Profitant de l'entracte, Manzi détracte un monument de danse contact et jacte comme un con sans tact.
All Ways de la Compania Sharon Fridman fait partie de ces propositions d'où l'on ressort sans grande satisfaction ni énorme déception. Le genre de soirée que je n'ai pas détestée, que je ne vais clairement pas encenser mais que mon statut de pigiste grassement rémunéré m'impose de critiquer, en toute subjectivité. Si le duo d'entrée ¿Hasta dónde...? m'a emporté par sa simplicité, sa fragilité et sa légèreté ; la deuxième partie m'a plutôt plombé. J'avoue ne pas avoir étudié le fascicule de présentation et je suis parti dans une drôle d'interprétation de ces corps en rotation. Tout le spectacle, j'ai cru entrevoir un tourbillon d'âmes en errance, survivant dans un monde étouffant sous un smog de gaz carbonique. Le hic dans ma symbolique c'est que je suis légèrement antagonique avec ce « parcours d'un groupe habité par un rêve d'harmonie, et qui doucement s'élève vers les sommets ». Si j'ai bien compris que cette danse n'était pas là pour m'expliquer les tenants et les aboutissants du conflit syrien ou les principes fondamentaux de la fusion nucléaire, mon ressenti complètement hors sujet m'a déboussolé et finalement lassé. Jamais les collés-serrés des sept danseurs n'ont désamorcé ma sinistrose écologique de rentrée (démission de Hulot, l'Île Maurice qui s'apprête à signer un accord de pêche avec le Japon, avis favorable pour la carrière de Bois Blanc). Une sensation de répétition m'a gagné par l'abus de ces rondes marchées ou trottées. Ces masses mouvantes obsédées par cette contrainte du corps à corps m'ont autant fait penser à une partie de Twister sur tapis invisible qu'à un radeau de méduses un peu trop collantes et déprimantes. Autant dire que j'étais bien loin de « l'inépuisable utopie d'un monde solidaire, d'une quête d'harmonie qui ne connaît jamais de fin ».

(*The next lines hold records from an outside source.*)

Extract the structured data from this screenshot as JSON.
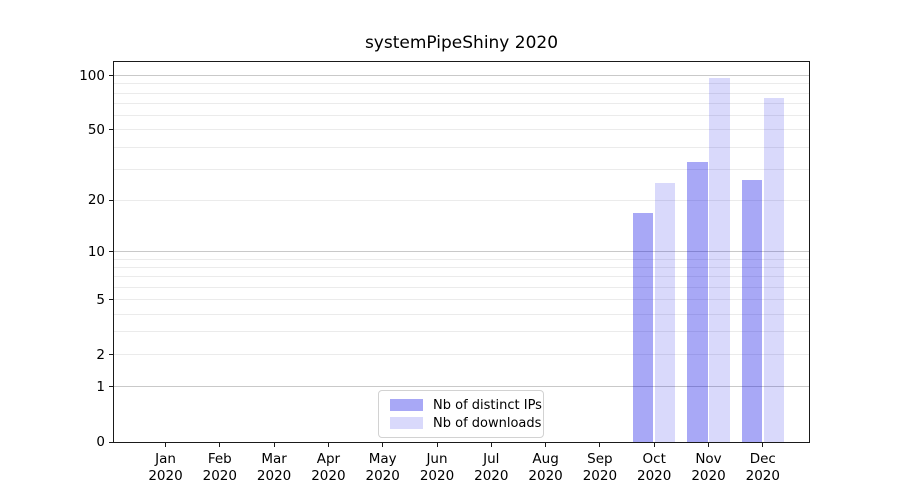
{
  "chart_data": {
    "type": "bar",
    "title": "systemPipeShiny 2020",
    "y_scale": "log1p",
    "months": [
      "Jan",
      "Feb",
      "Mar",
      "Apr",
      "May",
      "Jun",
      "Jul",
      "Aug",
      "Sep",
      "Oct",
      "Nov",
      "Dec"
    ],
    "year": "2020",
    "categories": [
      "Jan 2020",
      "Feb 2020",
      "Mar 2020",
      "Apr 2020",
      "May 2020",
      "Jun 2020",
      "Jul 2020",
      "Aug 2020",
      "Sep 2020",
      "Oct 2020",
      "Nov 2020",
      "Dec 2020"
    ],
    "series": [
      {
        "name": "Nb of distinct IPs",
        "key": "distinct-ips",
        "color": "rgba(0,0,230,0.34)",
        "color_hex": "#a8a8f6",
        "values": [
          0,
          0,
          0,
          0,
          0,
          0,
          0,
          0,
          0,
          17,
          33,
          26
        ]
      },
      {
        "name": "Nb of downloads",
        "key": "downloads",
        "color": "rgba(0,0,230,0.15)",
        "color_hex": "#d9d9fb",
        "values": [
          0,
          0,
          0,
          0,
          0,
          0,
          0,
          0,
          0,
          25,
          97,
          75
        ]
      }
    ],
    "y_ticks": [
      0,
      1,
      2,
      5,
      10,
      20,
      50,
      100
    ],
    "minor_gridlines": [
      2,
      3,
      4,
      5,
      6,
      7,
      8,
      9,
      20,
      30,
      40,
      50,
      60,
      70,
      80,
      90
    ],
    "major_gridlines": [
      1,
      10,
      100
    ],
    "ylim": [
      0,
      119
    ],
    "xlabel": "",
    "ylabel": "",
    "grid": true,
    "legend_position": "lower center"
  },
  "legend": {
    "items": [
      {
        "label": "Nb of distinct IPs"
      },
      {
        "label": "Nb of downloads"
      }
    ]
  },
  "colors": {
    "minor_gridline": "#ebebeb",
    "major_gridline": "#c9c9c9",
    "spine": "#1a1a1a",
    "background": "#ffffff"
  }
}
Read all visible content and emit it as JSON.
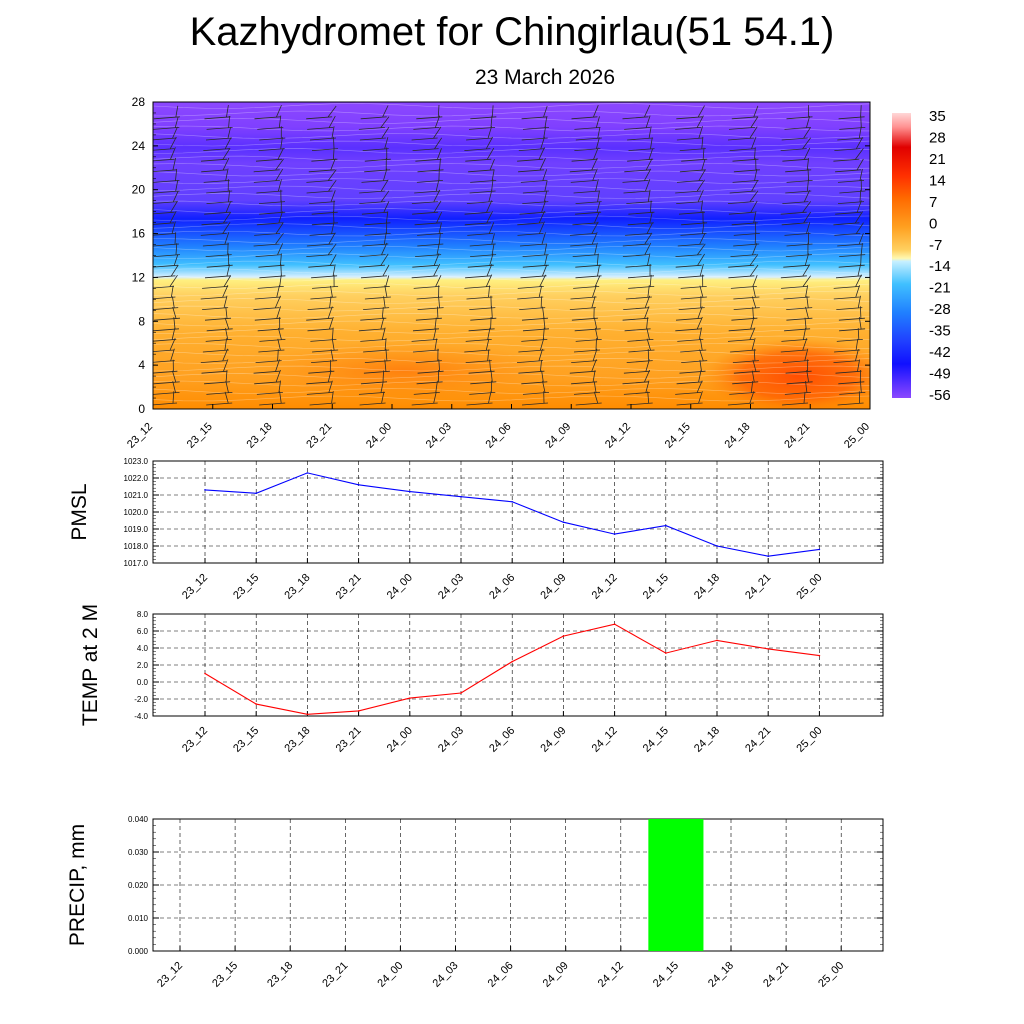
{
  "header": {
    "title": "Kazhydromet for Chingirlau(51 54.1)",
    "subtitle": "23 March 2026"
  },
  "chart_data": [
    {
      "type": "heatmap",
      "x_ticks": [
        "23_12",
        "23_15",
        "23_18",
        "23_21",
        "24_00",
        "24_03",
        "24_06",
        "24_09",
        "24_12",
        "24_15",
        "24_18",
        "24_21",
        "25_00"
      ],
      "y_ticks": [
        0,
        4,
        8,
        12,
        16,
        20,
        24,
        28
      ],
      "ylim": [
        0,
        28
      ],
      "colorbar_labels": [
        "35",
        "28",
        "21",
        "14",
        "7",
        "0",
        "-7",
        "-14",
        "-21",
        "-28",
        "-35",
        "-42",
        "-49",
        "-56"
      ],
      "wind_barbs": true,
      "colors": {
        "warm": "#ff9a10",
        "hot": "#ff5a00",
        "cold": "#1a2bff",
        "upper": "#8840ff"
      }
    },
    {
      "type": "line",
      "ylabel": "PMSL",
      "x": [
        "23_12",
        "23_15",
        "23_18",
        "23_21",
        "24_00",
        "24_03",
        "24_06",
        "24_09",
        "24_12",
        "24_15",
        "24_18",
        "24_21",
        "25_00"
      ],
      "values": [
        1021.3,
        1021.1,
        1022.3,
        1021.6,
        1021.2,
        1020.9,
        1020.6,
        1019.4,
        1018.7,
        1019.2,
        1018.0,
        1017.4,
        1017.8
      ],
      "ylim": [
        1017.0,
        1023.0
      ],
      "y_ticks": [
        "1017.0",
        "1018.0",
        "1019.0",
        "1020.0",
        "1021.0",
        "1022.0",
        "1023.0"
      ],
      "color": "#0000ff",
      "grid": true
    },
    {
      "type": "line",
      "ylabel": "TEMP at 2 M",
      "x": [
        "23_12",
        "23_15",
        "23_18",
        "23_21",
        "24_00",
        "24_03",
        "24_06",
        "24_09",
        "24_12",
        "24_15",
        "24_18",
        "24_21",
        "25_00"
      ],
      "values": [
        1.0,
        -2.6,
        -3.8,
        -3.4,
        -1.9,
        -1.3,
        2.4,
        5.4,
        6.8,
        3.4,
        4.9,
        3.9,
        3.1
      ],
      "ylim": [
        -4.0,
        8.0
      ],
      "y_ticks": [
        "-4.0",
        "-2.0",
        "0.0",
        "2.0",
        "4.0",
        "6.0",
        "8.0"
      ],
      "color": "#ff0000",
      "grid": true
    },
    {
      "type": "bar",
      "ylabel": "PRECIP, mm",
      "categories": [
        "23_12",
        "23_15",
        "23_18",
        "23_21",
        "24_00",
        "24_03",
        "24_06",
        "24_09",
        "24_12",
        "24_15",
        "24_18",
        "24_21",
        "25_00"
      ],
      "values": [
        0,
        0,
        0,
        0,
        0,
        0,
        0,
        0,
        0,
        0.04,
        0,
        0,
        0
      ],
      "ylim": [
        0,
        0.04
      ],
      "y_ticks": [
        "0.000",
        "0.010",
        "0.020",
        "0.030",
        "0.040"
      ],
      "color": "#00ff00",
      "grid": true
    }
  ]
}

Toutefois, j'admets avoir été hypnotisé par cet instant suspendu avec les corps nus et le faisceau lumineux irradiant, même si le tableau s'étire longuement. De même, les portés et autres sauts athlétiques restent d'un dynamisme haletant qui s'apparente à l'énergie communicative des déséquilibres circassiens.
Au final, si je fais le parallèle entre une relation sentimentale et cette pièce dansée, je dirai que j'aurais pu succomber même sans tout éprouver. Or, ma légendaire superficialité a également bloqué sur les tenues débraillées et un accompagnement sonore sans originalité. Dorénavant, je me fierai aux apparences et vous prouverai que mon appétence pour le programme de Total Danse demeure intense.